## Model Deployment with Spark Serving 
In this example, we try to movie recommendations from the *Movie Ratings* dataset. Then we will use Spark serving to deploy it as a realtime web service. 
First, we import needed packages:

In [2]:
import sys
import numpy as np
import pandas as pd
import mmlspark
import os

from pyspark.ml.feature import StringIndexer
from pyspark.ml.recommendation import ALS
from pyspark.ml import Pipeline, PipelineModel
from pyspark.ml.tuning import CrossValidator, ParamGridBuilder
from pyspark.ml.evaluation import RegressionEvaluator

Now let's read the data and split it to train and test sets:

In [4]:
#Columns
userCol='UserId'
itemCol='MovieId'
ratingCol='Rating'

userColIndex = userCol.replace("Id","Index")
itemColIndex = itemCol.replace("Id","Index")


# Download Movie Lens
basedataurl = "http://aka.ms" 
datafile = "MovieRatings.csv"

datafile_dbfs = os.path.join("/dbfs", datafile)

if os.path.isfile(datafile_dbfs):
    print("found {} at {}".format(datafile, datafile_dbfs))
else:
    print("downloading {} to {}".format(datafile, datafile_dbfs))
    urllib.request.urlretrieve(os.path.join(basedataurl, datafile), datafile_dbfs)
    
data_all = sqlContext.read.format('csv')\
                     .options(header='true', delimiter=',', inferSchema='true', ignoreLeadingWhiteSpace='true', ignoreTrailingWhiteSpace='true')\
                     .load(datafile)    
data_all.printSchema()
display(data_all)

train, test = data_all.randomSplit([0.75, 0.25], seed=123)

Next, we will create a Cross Validator pipeline, in order to tune a Spark ALS model.

In [6]:
indexerContacts = StringIndexer(inputCol=userCol, outputCol=userColIndex, handleInvalid='keep').fit(data_all)
indexerRules = StringIndexer(inputCol=itemCol, outputCol=itemColIndex, handleInvalid='keep').fit(data_all)

als = ALS(maxIter=5, userCol=userColIndex, itemCol=itemColIndex, ratingCol=ratingCol, coldStartStrategy="drop")

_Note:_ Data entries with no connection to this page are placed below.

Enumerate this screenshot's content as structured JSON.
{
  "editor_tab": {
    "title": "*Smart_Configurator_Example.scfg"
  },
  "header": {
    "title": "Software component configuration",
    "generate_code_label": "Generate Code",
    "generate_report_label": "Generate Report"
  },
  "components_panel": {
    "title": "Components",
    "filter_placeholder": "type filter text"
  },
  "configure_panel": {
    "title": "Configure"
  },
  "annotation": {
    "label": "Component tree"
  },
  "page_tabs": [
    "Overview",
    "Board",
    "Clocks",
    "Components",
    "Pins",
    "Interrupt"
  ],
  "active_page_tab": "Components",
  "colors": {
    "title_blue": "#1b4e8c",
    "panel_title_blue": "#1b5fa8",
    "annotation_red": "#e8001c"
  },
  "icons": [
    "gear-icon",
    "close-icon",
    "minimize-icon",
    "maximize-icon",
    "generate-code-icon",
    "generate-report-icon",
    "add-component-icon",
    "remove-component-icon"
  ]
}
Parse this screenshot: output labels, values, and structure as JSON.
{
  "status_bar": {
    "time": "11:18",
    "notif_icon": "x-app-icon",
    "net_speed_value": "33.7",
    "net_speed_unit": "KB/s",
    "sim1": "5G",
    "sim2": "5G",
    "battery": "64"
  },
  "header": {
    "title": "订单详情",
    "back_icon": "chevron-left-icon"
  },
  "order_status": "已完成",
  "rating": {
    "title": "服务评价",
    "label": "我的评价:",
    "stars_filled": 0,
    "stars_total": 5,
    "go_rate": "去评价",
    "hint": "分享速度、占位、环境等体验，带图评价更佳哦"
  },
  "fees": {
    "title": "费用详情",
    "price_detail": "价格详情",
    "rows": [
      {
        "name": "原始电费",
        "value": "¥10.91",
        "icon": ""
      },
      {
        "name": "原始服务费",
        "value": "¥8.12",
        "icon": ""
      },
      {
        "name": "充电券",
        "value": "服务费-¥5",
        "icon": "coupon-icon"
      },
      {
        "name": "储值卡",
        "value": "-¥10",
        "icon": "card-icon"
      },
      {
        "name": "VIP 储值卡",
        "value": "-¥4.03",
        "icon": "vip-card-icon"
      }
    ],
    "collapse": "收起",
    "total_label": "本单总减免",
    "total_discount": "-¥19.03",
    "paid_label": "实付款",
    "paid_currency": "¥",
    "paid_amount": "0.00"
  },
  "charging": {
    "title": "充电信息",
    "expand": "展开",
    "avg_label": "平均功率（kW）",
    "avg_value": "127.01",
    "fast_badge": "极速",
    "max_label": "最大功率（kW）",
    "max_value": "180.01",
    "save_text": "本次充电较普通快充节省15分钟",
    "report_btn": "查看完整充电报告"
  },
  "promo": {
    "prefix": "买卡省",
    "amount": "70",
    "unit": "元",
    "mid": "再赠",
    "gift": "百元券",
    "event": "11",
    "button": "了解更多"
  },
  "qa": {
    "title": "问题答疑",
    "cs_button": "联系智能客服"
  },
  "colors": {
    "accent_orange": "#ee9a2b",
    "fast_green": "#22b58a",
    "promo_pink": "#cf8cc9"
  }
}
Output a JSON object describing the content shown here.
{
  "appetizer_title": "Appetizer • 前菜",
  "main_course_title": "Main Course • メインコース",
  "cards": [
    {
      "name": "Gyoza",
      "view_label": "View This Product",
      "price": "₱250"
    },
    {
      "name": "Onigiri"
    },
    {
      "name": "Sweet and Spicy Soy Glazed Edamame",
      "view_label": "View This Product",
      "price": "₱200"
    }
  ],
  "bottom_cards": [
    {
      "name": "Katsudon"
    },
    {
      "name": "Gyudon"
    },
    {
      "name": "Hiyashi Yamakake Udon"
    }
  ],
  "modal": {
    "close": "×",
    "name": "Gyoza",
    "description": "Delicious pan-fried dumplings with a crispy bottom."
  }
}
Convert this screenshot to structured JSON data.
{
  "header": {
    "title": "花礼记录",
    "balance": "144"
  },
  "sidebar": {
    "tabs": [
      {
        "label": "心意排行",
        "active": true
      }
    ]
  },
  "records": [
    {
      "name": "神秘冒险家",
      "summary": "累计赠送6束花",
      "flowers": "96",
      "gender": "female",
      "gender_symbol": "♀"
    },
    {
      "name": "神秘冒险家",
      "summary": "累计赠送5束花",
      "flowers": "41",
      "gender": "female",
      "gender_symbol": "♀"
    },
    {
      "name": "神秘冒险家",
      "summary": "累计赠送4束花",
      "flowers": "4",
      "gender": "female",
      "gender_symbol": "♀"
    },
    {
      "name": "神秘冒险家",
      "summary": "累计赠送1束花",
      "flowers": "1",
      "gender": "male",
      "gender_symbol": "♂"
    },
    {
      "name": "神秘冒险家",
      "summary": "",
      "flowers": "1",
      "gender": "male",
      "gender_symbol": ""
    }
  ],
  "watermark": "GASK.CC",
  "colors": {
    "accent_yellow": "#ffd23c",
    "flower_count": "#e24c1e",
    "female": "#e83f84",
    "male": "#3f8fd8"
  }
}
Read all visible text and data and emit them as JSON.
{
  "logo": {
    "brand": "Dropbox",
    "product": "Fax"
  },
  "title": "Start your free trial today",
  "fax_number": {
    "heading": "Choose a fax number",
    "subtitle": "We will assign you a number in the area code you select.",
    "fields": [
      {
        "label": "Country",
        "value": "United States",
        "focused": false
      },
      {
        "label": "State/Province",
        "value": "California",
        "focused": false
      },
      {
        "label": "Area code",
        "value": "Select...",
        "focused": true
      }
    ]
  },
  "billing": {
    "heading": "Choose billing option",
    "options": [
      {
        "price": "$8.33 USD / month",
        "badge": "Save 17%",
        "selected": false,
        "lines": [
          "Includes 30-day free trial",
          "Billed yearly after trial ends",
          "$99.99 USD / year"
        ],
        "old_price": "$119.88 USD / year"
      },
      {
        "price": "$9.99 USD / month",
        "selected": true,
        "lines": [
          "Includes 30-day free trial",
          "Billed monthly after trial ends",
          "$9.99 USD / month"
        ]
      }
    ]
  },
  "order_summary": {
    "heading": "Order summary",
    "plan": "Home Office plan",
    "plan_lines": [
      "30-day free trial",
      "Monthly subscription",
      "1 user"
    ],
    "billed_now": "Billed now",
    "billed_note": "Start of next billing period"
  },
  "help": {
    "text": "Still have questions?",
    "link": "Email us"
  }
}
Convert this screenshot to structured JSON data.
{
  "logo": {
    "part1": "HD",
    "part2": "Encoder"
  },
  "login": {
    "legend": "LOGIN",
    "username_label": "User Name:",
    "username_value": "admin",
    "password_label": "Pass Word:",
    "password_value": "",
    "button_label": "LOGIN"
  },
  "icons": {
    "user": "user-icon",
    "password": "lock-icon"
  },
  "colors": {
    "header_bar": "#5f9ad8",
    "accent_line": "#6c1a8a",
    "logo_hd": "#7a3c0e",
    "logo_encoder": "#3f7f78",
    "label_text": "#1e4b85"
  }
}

# put together the pipeline
pipe = Pipeline(stages=[indexerContacts, indexerRules, als])

# Regularization Rates
regs = [1, 0.1, 0.001]
paramGrid = ParamGridBuilder().addGrid(als.regParam, regs).build()


evaluator = RegressionEvaluator(metricName="rmse", labelCol=ratingCol, predictionCol="prediction")
cv = CrossValidator(estimator=pipe, evaluator=evaluator, estimatorParamMaps=paramGrid)
train.cache()
model = cv.fit(train)

In [7]:
testInput = indexerContacts.transform(test).select("UserIndex")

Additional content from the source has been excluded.